Do you have any idea why logging has to be monotonically increasing in W&B? Is there fundamental implementation constraints making it impossible, or is it just not implemented for now and could eventually be supported one day? Should I consider sending a feature request?
Hi @ari0u, I’m jumping in here as Mohammad is out now. If you’d like to log metrics to a previous step I can create a new feature request for this. Could you please share with me a little bit about your use-case? Thanks!
Hi,
That would be great, yes! My use case is to log so-called “downstream accuracy” when working on self-supervised representation learning methods. The point of those methods is basically to train a neural network to learn semantic representations of some input data, i.e. map each data sample from a dataset to a vector in a latent space, in an unsupervised way, so without using any labels. The output vector corresponding to an input data is called its representation.

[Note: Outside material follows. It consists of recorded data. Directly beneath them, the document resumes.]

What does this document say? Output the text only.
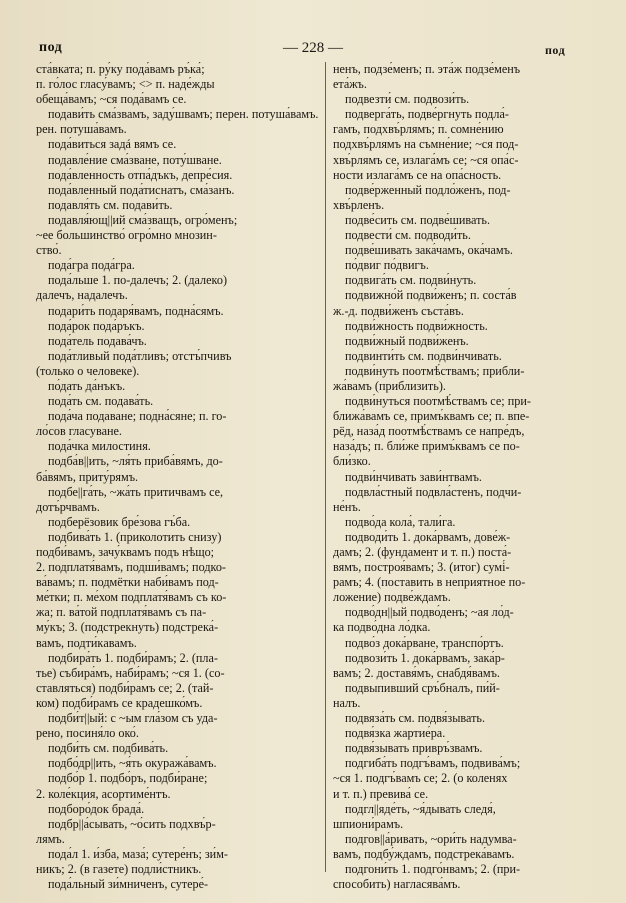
— 228 —
под	под
ста́вката; п. ру́ку пода́вамъ ръ́ка́;
п. го́лос гласу́вамъ; <> п. наде́жды
обеща́вамъ; ~ся пода́вамъ се.
подави́ть сма́звамъ, заду́швамъ; перен. потуша́вамъ.
рен. потуша́вамъ.
пода́виться задá вямъ се.
подавле́ние сма́зване, поту́шване.
пода́вленность отпа́дъкъ, депре́сия.
пода́вленный пода́тиснатъ, сма́занъ.
подавля́ть см. подави́ть.
подавля́ющ||ий сма́звaщъ, огро́менъ;
~ее большинство́ огро́мно мнозин-
ство́.
пода́гра пода́гра.
пода́льше 1. по-далечъ; 2. (далеко)
далечъ, надалечъ.
подари́ть подаря́вамъ, подна́сямъ.
пода́рок пода́ръкъ.
пода́тель подава́чъ.
пода́тливый пода́тливъ; отстъ́пчивъ
(только о человеке).
по́дать да́нъкъ.
пода́ть см. подава́ть.
пода́ча подаване; подна́сяне; п. го-
ло́сов гласуване.
пода́чка милостиня.
подба́в||ить, ~ля́ть приба́вямъ, до-
ба́вямъ, приту́рямъ.
подбе||га́ть, ~жа́ть притичвамъ се,
дотъ́рчвамъ.
подберёзовик бре́зова гъ́ба.
подбива́ть 1. (приколотить снизу)
подби́вамъ, зачу́квамъ подъ нѣщо;
2. подплатя́вамъ, подши́вамъ; подко-
ва́вамъ; п. подмётки наби́вамъ под-
ме́тки; п. ме́хом подплатя́вамъ съ ко-
жа; п. ва́той подплатя́вамъ съ па-
му́къ; 3. (подстрекнуть) подстрека́-
вамъ, подти́кaвамъ.
подбира́ть 1. подби́рамъ; 2. (пла-
тье) събира́мъ, наби́рамъ; ~ся 1. (со-
ставляться) подби́рамъ се; 2. (тай-
ком) подби́рамъ се крадешко́мъ.
подби́т||ый: с ~ым гла́зом съ уда-
рено, посиня́ло око́.
подби́ть см. подбива́ть.
подбо́др||ить, ~я́ть окуража́вамъ.
подбо́р 1. подбо́ръ, подби́ране;
2. коле́кция, асортиме́нтъ.
подборо́док брада́.
подбр||а́сывать, ~о́сить подхвъ́р-
лямъ.
пода́л 1. и́зба, маза́; сутере́нъ; зи́м-
никъ; 2. (в газете) подли́стникъ.
пода́льный зи́мниченъ, сутере́-
ненъ, подзе́менъ; п. эта́ж подзе́менъ
ета́жъ.
подвезти́ см. подвози́ть.
подверга́ть, подве́ргнуть подла́-
гамъ, подхвъ́рлямъ; п. сомне́нию
подхвъ́рлямъ на съмне́ние; ~ся под-
хвъ́рлямъ се, излага́мъ се; ~ся опа́с-
ности излага́мъ се на опа́сность.
подве́рженный подло́женъ, под-
хвъ́рленъ.
подве́сить см. подве́шивать.
подвести́ см. подводи́ть.
подве́шивать зака́чамъ, ока́чамъ.
по́двиг по́двигъ.
подвига́ть см. подви́нуть.
подвижно́й подви́женъ; п. соста́в
ж.-д. подви́женъ съста́въ.
подви́жность подви́жность.
подви́жный подви́женъ.
подвинти́ть см. подви́нчивать.
подви́нуть поотмѣ́ствамъ; прибли-
жа́вамъ (приблизить).
подви́нуться поотмѣ́ствамъ се; при-
ближа́вамъ се, примъ́квамъ се; п. впе-
рёд, наза́д поотмѣ́ствамъ се напре́дъ,
наза́дъ; п. бли́же примъ́квамъ се по-
бли́зко.
подви́нчивать зави́нтвамъ.
подвла́стный подвла́стенъ, подчи-
не́нъ.
подво́да кола́, тали́га.
подводи́ть 1. дока́рвамъ, дове́ж-
дамъ; 2. (фундамент и т. п.) поста́-
вямъ, построя́вамъ; 3. (итог) сумі́-
рамъ; 4. (поставить в неприятное по-
ложение) подве́ждамъ.
подво́дн||ый подво́денъ; ~ая ло́д-
ка подво́дна ло́дка.
подво́з дока́рване, транспо́ртъ.
подвози́ть 1. дока́рвамъ, зака́р-
вамъ; 2. доставя́мъ, снабдя́вамъ.
подвыпивший сръ́бналъ, пи́й-
налъ.
подвяза́ть см. подвя́зывать.
подвя́зка жартие́ра.
подвя́зывать привръ́звамъ.
подгиба́ть подгъ́вамъ, подвива́мъ;
~ся 1. подгъ́вамъ се; 2. (о коленях
и т. п.) превива́ се.
подгл||яде́ть, ~я́дывать следя́,
шпиони́рамъ.
подгов||а́ривать, ~ори́ть надумва-
вамъ, подбу́ждамъ, подстрека́вамъ.
подгони́ть 1. подго́нвамъ; 2. (при-
способить) нагласява́мъ.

Then, a common practice to evaluate the quality of the produced representations is to train a linear classifier with these representations as inputs on a supervised classification task. The idea here is that if the original encoder is able to produce semantically relevant representations, then classes are likely to be linearly separable. For example, for images, that would mean that e.g. all dogs from the dataset are mapped to vectors that are close from each other in the latent space, but far from the vectors that represent planes.
However, because of the self-supervised setting, training the encoder that produces the representations and the linear classifier that learns to separate the classes are two different phases that are run independently, it is really a posteriori evaluation. Therefore to log the values in wandb I would need to be able to add to wandb the downstream accuracy metric after the training and log the values for this metric on past steps.
In terms of wandb features, what I would require is to be able to use wandb.log(..., step=my_step) even if my_step is a past step. Since I know when I have to log past values, there could be a kwarg in wandb.init like enable_log_past_steps, which can be set to True to enable what I want to do but defaults to False to keep the current behaviour unless stated otherwise.
Since self-supervised learning is becoming a more and more active field of research, I’m sure that such feature would benefit to many people. Please do not hesitate to tell me if something is unclear in my explanations or if you want more details about the usage.
That could be kind a solution, but if I update the config that would mean that downstream accuracy would be a parameter instead of a metric, right? Then I’d lose cool features like logging it for different epochs, or use it for computing parameter importances, etc.
Thank you very much @ari0u, this is a great feedback and I’ll submit internally. Regarding your last question, this is correct, the accuracy would then be a parameter under the config and not a metric.